The Belfast Glider: A modern, accessible mass-transit system

For my birthday on April 15th, I flew over to Northern Ireland and during my visit took a ride on the unusual Glider buses operating in Belfast. Glider is a bus rapid transit system designed to improve the efficiency of mass transit in the city by connecting East and West Belfast and the Titanic Quarter via the city centre. The service is operated by Translink, a public corporation in Northern Ireland which provides public transport including buses, trains and coaches.

Construction on the Glider system began in 2014 and the first services commenced on September 3rd 2018. There are currently two routes; the G1 and G2, and consultation is currently taking place regarding future expansion of the system. Significant sections of both routes run along bus lanes, allowing the Glider services to cut through busy areas with ease.

The interior of a Belfast Glider bus. There are purple and grey seats raised over the wheel arches, bright LED light panels on the ceiling, and a passenger information screen.

The Glider vehicles are Van Hool ExquiCity 18 articulated buses and have three doors. They are approximately 18 metres in length. The interior is a mixture of seating and standing, plus free WiFi, USB sockets, real-time visual and audible information and CCTV cameras.

Glider is a bus service, but I noticed a lot of similarities with tram systems I’ve used. For example, the Glider stops reminded me of tram platforms because they included additional seating, shelter, a ticket vending machine and a live departure board. Also, you buy your ticket before you board, and open the doors by pressing a button. You can’t buy tickets from the driver, and revenue inspectors do board the services to check tickets and passes.

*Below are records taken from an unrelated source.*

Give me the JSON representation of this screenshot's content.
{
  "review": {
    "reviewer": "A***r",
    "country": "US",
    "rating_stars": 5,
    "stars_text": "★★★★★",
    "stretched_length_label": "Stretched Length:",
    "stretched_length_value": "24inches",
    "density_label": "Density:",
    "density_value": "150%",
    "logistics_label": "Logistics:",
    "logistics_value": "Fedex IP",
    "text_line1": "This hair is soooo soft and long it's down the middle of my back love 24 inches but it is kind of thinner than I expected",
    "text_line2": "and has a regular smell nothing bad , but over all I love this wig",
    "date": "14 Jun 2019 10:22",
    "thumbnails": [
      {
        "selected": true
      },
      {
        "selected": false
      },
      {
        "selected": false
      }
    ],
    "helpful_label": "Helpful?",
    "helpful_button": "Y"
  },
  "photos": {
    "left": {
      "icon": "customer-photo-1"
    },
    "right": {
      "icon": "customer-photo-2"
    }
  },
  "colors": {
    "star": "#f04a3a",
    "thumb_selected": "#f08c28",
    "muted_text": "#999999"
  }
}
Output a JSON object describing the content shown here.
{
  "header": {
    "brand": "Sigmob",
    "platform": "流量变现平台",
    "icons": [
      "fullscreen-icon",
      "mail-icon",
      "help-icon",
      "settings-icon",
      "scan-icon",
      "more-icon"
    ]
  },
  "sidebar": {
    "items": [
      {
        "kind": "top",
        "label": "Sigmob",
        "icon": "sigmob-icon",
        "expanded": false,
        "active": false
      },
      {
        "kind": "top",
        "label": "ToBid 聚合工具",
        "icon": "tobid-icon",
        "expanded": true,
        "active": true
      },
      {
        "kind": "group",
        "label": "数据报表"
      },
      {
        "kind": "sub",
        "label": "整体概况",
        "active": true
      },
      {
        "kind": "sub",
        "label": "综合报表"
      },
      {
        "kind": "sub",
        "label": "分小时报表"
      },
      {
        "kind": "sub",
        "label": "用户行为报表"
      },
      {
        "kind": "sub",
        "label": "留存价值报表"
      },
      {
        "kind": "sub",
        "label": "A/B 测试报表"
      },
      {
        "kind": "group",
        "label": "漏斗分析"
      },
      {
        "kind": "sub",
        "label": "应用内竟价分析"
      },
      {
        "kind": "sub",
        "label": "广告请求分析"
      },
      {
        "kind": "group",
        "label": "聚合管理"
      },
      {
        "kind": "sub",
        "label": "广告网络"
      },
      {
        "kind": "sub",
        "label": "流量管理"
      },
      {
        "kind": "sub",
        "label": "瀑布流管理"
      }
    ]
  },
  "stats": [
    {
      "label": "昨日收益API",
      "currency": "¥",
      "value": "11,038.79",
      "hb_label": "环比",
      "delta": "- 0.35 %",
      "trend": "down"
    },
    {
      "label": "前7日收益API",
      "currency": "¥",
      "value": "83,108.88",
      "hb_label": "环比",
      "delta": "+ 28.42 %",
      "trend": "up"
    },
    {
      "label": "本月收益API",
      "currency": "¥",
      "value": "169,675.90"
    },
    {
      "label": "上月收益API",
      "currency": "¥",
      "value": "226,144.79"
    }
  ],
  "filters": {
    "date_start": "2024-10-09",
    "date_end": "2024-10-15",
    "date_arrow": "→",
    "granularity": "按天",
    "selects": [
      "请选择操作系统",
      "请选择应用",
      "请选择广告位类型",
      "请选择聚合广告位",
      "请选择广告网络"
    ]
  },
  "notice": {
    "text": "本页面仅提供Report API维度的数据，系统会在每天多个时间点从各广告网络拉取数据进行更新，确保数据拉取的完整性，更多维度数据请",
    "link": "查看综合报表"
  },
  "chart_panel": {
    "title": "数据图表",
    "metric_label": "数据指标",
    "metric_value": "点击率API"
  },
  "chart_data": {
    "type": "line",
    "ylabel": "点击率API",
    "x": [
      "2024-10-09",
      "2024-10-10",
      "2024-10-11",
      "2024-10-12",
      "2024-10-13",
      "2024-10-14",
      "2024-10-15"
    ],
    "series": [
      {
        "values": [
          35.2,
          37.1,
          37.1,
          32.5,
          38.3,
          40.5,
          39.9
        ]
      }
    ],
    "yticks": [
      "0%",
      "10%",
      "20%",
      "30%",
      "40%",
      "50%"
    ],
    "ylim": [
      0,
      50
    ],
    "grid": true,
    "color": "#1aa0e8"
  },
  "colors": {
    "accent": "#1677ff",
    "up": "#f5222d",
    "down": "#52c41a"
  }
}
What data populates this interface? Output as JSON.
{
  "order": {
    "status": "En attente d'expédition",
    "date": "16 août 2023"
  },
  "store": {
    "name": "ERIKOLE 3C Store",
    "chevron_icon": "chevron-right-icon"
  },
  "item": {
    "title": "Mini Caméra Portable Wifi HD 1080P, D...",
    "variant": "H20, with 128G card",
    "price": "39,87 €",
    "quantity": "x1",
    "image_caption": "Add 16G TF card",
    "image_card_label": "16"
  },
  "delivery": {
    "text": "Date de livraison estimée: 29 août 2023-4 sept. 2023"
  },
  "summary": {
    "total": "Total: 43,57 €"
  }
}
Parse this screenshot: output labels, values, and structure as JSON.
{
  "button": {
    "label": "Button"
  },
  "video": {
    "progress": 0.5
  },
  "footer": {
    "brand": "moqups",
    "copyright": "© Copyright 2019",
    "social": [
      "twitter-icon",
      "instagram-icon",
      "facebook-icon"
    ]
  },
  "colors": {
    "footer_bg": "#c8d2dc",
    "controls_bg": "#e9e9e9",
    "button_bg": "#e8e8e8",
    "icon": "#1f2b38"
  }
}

I thought it was a really good system, taking the best parts of trams and buses and combining them together. I’m a big fan of buying before boarding because it reduces the dwell time at each stop. Because of my visual impairment and being in a city I didn’t know very well, the audible announcements were extremely helpful. I hope that the future expansion of the system goes ahead. Interestingly, a number of similar systems used to operate in England and Wales called FTR but all have now stopped, I wonder if the system for Belfast will be more successful?